The Partnership for a New Generation of Vehicles (PNGV), a collaborative government-industry R&D program, has laid out and initiated a plan for a “Supercar” with the following specifications: a fuel economy of 80 miles per gallon (2.9 liters/100 km), size comparable to a midsize, four door sedan, equivalent function in other performance areas, and cost commensurate with that of today's automobile.
Together, the performance and cost goals are formidable to say the least. The PNGV projects that a 50% mass savings in the “body-in-white” (BIW) is a necessary contribution to meet the 80 mpg goal.
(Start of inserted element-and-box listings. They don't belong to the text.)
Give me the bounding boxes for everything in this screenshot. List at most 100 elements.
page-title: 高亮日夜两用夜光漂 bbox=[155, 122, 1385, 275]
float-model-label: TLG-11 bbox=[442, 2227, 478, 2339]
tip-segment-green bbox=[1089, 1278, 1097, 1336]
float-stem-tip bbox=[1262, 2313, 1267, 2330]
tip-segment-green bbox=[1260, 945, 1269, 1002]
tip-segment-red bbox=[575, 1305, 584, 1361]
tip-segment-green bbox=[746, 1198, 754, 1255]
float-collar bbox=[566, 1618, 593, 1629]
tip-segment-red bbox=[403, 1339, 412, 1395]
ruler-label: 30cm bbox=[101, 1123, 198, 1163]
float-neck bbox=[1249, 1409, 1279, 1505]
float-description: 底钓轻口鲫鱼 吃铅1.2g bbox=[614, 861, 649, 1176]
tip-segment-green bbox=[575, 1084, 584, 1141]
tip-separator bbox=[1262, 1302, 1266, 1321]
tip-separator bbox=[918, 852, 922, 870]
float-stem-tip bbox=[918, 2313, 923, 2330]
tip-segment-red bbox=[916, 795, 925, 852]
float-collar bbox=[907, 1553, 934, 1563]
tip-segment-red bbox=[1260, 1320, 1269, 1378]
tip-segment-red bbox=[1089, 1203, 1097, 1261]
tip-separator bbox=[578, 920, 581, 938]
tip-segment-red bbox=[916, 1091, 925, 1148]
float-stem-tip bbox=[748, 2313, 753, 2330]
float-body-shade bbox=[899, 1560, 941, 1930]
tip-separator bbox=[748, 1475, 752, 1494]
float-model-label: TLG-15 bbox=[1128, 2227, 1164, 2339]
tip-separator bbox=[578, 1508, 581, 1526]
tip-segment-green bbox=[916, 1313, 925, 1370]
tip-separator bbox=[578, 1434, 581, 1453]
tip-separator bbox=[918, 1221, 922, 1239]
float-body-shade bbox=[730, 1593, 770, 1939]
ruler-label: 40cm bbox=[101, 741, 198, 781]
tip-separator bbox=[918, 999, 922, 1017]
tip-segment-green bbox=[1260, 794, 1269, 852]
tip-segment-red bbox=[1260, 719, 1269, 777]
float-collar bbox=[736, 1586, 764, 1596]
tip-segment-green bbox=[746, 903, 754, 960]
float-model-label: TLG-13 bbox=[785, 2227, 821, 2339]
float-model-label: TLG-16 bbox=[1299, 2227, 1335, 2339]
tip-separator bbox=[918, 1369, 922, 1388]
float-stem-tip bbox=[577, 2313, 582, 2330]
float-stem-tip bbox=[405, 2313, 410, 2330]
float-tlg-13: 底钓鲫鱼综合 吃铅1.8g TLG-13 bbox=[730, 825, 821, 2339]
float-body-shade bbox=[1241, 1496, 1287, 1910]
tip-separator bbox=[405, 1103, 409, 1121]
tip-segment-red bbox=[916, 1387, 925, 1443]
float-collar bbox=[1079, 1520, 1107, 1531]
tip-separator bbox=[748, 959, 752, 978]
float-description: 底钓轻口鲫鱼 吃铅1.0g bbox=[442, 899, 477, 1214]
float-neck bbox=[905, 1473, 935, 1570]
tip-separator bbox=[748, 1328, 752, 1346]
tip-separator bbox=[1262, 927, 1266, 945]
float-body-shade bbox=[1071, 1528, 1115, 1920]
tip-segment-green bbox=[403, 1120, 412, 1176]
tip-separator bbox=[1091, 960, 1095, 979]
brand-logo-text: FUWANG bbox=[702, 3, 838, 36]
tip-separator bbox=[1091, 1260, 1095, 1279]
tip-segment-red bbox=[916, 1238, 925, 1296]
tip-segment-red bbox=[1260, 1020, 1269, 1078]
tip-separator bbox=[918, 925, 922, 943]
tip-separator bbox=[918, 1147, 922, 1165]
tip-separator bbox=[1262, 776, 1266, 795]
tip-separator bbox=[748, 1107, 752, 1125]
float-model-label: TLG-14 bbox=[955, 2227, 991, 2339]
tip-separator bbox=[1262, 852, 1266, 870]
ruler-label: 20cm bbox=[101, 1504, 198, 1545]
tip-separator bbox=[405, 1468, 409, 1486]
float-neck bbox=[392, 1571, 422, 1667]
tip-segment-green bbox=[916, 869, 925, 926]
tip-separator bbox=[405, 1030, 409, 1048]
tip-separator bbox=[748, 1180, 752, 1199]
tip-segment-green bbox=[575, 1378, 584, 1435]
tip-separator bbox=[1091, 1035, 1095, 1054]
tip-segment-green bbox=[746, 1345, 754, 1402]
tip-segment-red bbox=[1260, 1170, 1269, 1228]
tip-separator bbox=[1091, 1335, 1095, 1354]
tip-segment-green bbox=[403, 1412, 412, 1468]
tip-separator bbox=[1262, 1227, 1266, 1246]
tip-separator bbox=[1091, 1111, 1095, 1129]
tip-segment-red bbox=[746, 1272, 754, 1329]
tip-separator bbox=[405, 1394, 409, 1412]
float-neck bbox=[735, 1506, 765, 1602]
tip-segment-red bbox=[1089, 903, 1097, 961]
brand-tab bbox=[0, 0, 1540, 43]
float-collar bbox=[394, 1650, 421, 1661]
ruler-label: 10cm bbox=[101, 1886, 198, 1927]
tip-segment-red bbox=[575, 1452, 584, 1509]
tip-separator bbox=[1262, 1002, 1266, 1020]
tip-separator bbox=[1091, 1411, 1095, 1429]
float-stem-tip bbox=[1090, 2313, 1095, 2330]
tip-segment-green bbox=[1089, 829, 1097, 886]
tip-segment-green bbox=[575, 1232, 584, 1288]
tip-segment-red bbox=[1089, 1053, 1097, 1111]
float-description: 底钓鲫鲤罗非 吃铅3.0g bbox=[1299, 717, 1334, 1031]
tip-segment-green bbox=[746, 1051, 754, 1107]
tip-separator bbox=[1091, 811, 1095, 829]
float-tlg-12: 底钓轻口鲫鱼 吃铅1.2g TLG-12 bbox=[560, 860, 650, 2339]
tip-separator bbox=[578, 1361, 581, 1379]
The two most likely materials systems to meet the mass reduction goal are aluminum and carbon fiber reinforced polymer composites, neither of which are inexpensive relative to today's steel unibody.
This paper examines the fabrication and assembly cost of a mid-size, four door sedan manufactured from one of three materials systems: a stamped steel unibody; an extruded, cast, and stamped aluminum spaceframe; and a molded carbon fiber reinforced polymer composite monocoque. The composite monocoque is examined in detail to understand the impact on cost of current and projected carbon fiber content, price and process cycle time.